The technique of Engraving required an artisan to 'hand write' the text in reverse onto a metal plate, using a carving tool. Then the plate was used to print the invitation. The engraved invitations were protected from smudging by a sheet of tissue paper placed on top. This tradition is still followed to this day. During that time, the content of the wedding invitations was more convoluted. In fact, the name of each guest was individually printed on the invitation.
In 1798, Lithography was invented by Alois Senefelder. With the help of newly-found technique, it became possible to produce very sharp and distinctive inking without using engraving. In effect, this paved the way for the emergence of a genuine mass-market in wedding invitations. However, due to the unreliability of the budding postal system, wedding invitations were still delivered by hand and on horseback. To protect the invitation from damage, a ‘double envelope’ was used en route to its recipient.
This tradition is even followed till date.
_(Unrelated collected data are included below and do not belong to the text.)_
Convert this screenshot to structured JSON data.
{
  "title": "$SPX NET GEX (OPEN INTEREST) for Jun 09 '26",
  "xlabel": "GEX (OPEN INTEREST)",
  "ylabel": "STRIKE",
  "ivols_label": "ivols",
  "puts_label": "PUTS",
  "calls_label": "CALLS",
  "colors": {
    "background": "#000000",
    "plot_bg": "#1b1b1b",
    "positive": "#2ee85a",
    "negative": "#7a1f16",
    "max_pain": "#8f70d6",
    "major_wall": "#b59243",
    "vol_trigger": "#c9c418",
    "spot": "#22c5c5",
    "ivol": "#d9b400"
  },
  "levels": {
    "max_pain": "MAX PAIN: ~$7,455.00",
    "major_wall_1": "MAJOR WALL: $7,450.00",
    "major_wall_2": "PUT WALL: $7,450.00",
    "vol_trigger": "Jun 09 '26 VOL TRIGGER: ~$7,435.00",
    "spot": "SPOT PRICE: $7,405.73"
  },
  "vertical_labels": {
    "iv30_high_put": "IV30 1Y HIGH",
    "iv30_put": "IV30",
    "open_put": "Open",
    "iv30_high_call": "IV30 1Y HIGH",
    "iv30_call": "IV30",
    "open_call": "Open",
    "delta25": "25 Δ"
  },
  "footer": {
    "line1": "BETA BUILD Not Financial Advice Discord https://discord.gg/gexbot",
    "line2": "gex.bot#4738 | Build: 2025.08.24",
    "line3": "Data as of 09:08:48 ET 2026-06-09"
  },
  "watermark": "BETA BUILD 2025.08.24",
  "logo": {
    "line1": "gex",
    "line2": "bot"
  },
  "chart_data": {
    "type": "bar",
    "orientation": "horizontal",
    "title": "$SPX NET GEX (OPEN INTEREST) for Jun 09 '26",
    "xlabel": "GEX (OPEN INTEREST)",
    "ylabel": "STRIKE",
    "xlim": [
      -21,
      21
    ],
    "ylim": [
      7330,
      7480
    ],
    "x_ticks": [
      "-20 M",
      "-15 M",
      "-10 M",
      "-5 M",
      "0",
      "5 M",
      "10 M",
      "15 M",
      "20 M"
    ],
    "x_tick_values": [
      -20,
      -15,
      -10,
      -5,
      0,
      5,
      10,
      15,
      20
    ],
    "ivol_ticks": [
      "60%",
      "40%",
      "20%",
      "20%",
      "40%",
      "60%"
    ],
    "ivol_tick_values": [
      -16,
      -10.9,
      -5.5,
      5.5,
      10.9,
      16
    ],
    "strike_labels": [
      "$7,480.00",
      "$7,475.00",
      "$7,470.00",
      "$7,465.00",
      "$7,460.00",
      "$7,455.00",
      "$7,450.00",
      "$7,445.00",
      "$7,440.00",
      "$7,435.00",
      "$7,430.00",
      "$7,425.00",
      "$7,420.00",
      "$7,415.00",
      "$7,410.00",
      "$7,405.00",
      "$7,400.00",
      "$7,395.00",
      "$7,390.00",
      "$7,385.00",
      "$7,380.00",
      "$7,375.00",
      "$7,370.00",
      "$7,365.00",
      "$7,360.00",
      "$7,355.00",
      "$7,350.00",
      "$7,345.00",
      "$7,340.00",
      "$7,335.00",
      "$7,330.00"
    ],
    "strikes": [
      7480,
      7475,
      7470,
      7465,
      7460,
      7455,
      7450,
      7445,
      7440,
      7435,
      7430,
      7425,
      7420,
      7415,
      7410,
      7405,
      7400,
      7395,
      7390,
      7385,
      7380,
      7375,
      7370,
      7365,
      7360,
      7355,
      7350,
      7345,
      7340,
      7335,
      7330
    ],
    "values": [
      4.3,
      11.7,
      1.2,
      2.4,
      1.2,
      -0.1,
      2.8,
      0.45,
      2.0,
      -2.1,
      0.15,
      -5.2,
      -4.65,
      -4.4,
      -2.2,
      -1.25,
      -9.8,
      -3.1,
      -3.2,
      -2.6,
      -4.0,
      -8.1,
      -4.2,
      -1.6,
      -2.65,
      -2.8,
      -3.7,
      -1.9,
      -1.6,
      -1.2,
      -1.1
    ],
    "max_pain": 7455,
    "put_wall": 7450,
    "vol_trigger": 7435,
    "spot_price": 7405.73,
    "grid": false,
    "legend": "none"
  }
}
Nevertheless, the genesis of commercially printed 'fine wedding stationery' dates back to the period immediately following World War II. During this time, a combination of democracy and rapid industrial growth provided the masses an ability to imitate the life-styles and materialism of society's elite. Moreover, prominent society figures, such as Amy Vanderbilt and Emily Post started advising the ordinary man and woman on appropriate etiquette.
In addition, the usage of wedding stationery was further escalated by the development of thermography. Though thermography lacks the fineness and distinctiveness of engraving, it is a less expensive method of achieving raised type. In effect, this technique is often called poor man's engraving. Unlike traditional engraving, it produces shiny, raised lettering without impressing the surface of the paper. With this, the wedding invitations both printed and engraved have finally become affordable for all.